Domestic exports in December 2019 up 18.9% over December exports for 2018
Belize exported $25.9 million worth of goods in December 2019, $4.1 million more than the $21.8 million recorded for December of 2018. The big jump is credited to crude petroleum, with exports of that commodity valuing $7.4 million in December 2019. Belize exported no crude petroleum in December last year.

“Exports of sugar increased by $0.8 million, from $1.3 million in December 2018 to $2.1 million in December 2019, and marine exports, with improved sales of shrimp, went up by $0.3 million, from $4.9 million to $5.2 million.

“Earnings from bananas dropped from $7.3 million in December 2018 to $5.1 million in December 2019, while sales of citrus products diminished from $3.4 million to $2.6 million, owing to decreased exports of both orange and grapefruit concentrate.”

Total merchandize exports for 2019 was $411.8 million, up 4.6 percent
Belize’s total merchandize exports for 2019 went up $17.9 million over 2018, from $393.9 million to $411.8 million. Sugar was Belize’s top earner again, increasing significantly from $112.8 million in 2018 to $136.4 million in 2019, and “marine exports went up from $42.4 million to $48.8 million, due to improved sales of lobster tails and conch, while earnings from bananas grew from $74.3 million to $77.4 million during the year.”

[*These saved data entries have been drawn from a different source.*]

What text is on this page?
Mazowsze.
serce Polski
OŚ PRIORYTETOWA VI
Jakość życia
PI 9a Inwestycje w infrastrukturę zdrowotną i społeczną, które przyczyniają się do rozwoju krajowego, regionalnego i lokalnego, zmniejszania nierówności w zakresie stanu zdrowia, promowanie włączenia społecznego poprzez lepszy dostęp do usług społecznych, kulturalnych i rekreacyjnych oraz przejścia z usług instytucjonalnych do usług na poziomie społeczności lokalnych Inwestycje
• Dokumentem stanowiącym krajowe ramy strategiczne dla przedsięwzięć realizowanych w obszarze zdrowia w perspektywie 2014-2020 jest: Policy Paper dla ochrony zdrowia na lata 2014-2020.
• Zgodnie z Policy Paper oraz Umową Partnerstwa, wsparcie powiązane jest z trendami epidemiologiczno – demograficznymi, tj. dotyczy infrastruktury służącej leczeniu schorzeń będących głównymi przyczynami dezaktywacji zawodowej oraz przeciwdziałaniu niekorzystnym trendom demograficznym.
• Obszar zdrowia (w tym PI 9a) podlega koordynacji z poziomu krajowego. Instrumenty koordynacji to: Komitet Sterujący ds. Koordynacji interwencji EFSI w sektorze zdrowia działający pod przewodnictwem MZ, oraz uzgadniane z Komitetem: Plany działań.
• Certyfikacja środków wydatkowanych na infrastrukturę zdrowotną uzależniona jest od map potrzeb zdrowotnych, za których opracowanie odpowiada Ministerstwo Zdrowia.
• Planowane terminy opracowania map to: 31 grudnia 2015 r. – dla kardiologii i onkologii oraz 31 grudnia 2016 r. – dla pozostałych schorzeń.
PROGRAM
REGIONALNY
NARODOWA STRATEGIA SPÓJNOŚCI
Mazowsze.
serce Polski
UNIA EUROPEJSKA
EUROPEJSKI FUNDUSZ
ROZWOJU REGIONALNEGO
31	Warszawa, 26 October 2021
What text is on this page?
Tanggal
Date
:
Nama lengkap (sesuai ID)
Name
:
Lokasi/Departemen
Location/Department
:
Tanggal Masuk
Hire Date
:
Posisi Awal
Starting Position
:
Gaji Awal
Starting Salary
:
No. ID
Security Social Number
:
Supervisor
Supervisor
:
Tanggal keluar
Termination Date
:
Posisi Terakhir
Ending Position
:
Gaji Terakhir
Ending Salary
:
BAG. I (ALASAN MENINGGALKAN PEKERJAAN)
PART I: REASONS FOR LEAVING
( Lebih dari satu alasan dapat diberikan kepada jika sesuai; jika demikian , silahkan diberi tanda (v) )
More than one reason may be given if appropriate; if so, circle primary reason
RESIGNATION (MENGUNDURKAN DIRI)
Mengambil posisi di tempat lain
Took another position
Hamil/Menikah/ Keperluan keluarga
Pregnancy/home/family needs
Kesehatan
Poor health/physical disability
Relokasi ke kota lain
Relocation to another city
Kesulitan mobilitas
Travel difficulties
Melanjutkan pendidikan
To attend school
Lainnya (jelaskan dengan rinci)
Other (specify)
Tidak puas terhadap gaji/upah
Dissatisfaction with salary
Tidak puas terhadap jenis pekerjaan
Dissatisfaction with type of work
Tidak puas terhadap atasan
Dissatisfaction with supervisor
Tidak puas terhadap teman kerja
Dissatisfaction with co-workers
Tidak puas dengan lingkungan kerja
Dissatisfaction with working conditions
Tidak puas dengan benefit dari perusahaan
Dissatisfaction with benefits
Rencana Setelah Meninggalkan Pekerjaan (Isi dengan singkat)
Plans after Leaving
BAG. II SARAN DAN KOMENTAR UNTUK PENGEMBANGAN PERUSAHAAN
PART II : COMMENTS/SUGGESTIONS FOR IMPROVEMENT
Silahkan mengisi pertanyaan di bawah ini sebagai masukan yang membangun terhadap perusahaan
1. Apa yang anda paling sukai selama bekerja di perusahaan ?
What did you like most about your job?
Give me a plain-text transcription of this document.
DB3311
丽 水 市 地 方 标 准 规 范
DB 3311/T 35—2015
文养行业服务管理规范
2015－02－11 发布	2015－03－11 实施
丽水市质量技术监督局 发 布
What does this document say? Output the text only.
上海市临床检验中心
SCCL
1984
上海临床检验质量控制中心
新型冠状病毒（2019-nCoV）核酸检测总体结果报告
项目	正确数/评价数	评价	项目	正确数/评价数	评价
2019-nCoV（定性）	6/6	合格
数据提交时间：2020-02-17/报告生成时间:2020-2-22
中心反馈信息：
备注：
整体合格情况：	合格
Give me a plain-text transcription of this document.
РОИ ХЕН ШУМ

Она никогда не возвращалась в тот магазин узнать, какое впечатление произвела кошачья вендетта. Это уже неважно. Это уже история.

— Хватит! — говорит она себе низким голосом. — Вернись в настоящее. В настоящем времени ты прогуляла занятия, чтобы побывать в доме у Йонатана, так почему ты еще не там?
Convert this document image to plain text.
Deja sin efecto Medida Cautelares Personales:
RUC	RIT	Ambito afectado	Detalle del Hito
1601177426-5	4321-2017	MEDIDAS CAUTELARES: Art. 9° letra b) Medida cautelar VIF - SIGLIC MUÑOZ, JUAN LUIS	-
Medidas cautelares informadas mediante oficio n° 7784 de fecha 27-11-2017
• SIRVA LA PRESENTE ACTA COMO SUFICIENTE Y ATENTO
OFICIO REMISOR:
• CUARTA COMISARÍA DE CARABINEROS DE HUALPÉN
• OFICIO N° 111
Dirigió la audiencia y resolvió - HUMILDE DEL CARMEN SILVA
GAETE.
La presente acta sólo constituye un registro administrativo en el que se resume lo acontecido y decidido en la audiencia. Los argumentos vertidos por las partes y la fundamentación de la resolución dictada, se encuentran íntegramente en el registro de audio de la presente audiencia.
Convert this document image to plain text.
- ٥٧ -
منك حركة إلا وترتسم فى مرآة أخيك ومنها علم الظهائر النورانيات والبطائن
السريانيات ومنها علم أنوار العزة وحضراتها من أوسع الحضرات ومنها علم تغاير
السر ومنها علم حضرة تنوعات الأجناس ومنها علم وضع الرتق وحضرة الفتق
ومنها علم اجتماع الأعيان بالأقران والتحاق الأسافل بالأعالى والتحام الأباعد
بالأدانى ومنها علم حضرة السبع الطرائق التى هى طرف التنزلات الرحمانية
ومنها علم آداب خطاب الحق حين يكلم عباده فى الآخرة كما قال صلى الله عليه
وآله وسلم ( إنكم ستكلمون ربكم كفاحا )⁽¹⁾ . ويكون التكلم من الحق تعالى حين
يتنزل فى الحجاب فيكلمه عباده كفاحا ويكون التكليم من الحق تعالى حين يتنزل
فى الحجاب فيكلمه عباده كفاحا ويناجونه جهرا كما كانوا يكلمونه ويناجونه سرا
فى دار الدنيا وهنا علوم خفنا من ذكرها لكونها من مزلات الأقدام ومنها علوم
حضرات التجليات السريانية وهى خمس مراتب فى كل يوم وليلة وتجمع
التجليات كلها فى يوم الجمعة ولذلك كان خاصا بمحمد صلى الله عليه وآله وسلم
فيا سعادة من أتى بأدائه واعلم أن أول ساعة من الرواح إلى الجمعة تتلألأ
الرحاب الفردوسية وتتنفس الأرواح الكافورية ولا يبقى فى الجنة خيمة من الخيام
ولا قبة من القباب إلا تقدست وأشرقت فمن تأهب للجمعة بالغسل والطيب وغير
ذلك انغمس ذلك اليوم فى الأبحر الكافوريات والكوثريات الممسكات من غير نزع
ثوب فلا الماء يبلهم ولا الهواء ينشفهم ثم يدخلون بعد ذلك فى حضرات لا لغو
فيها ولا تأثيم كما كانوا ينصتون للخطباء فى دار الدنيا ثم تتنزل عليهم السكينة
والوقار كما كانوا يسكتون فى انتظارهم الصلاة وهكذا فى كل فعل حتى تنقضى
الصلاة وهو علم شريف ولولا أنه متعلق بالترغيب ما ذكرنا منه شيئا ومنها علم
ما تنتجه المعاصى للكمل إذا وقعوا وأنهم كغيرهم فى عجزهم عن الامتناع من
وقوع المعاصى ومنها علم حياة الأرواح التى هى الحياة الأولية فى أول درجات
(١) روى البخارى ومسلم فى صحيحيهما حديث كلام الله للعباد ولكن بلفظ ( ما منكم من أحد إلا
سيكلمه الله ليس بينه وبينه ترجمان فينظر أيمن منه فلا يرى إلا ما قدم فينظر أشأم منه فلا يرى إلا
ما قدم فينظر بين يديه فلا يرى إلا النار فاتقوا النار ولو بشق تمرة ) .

“Earnings from molasses rose from $6.3 million in 2018 to $10.1 million in 2019; revenues from red kidney beans went up by one-third, from $9.4 million to $12.6 million; and exports of black-eyed peas grew from $4.2 million in 2018 to $5.5 million in 2019.
“Citrus exports dropped by more than $17 million, from $73.7 million in 2018 to $56.3 million in 2019; despite a 5.6 percent increase in exported quantities of crude petroleum, earnings from that commodity fell from $24.6 million to $20.3 million, as a result of diminished world market prices; and sales of animal feed dropped by almost one-fourth, from just above $15 million to $11.4 million, during the year.”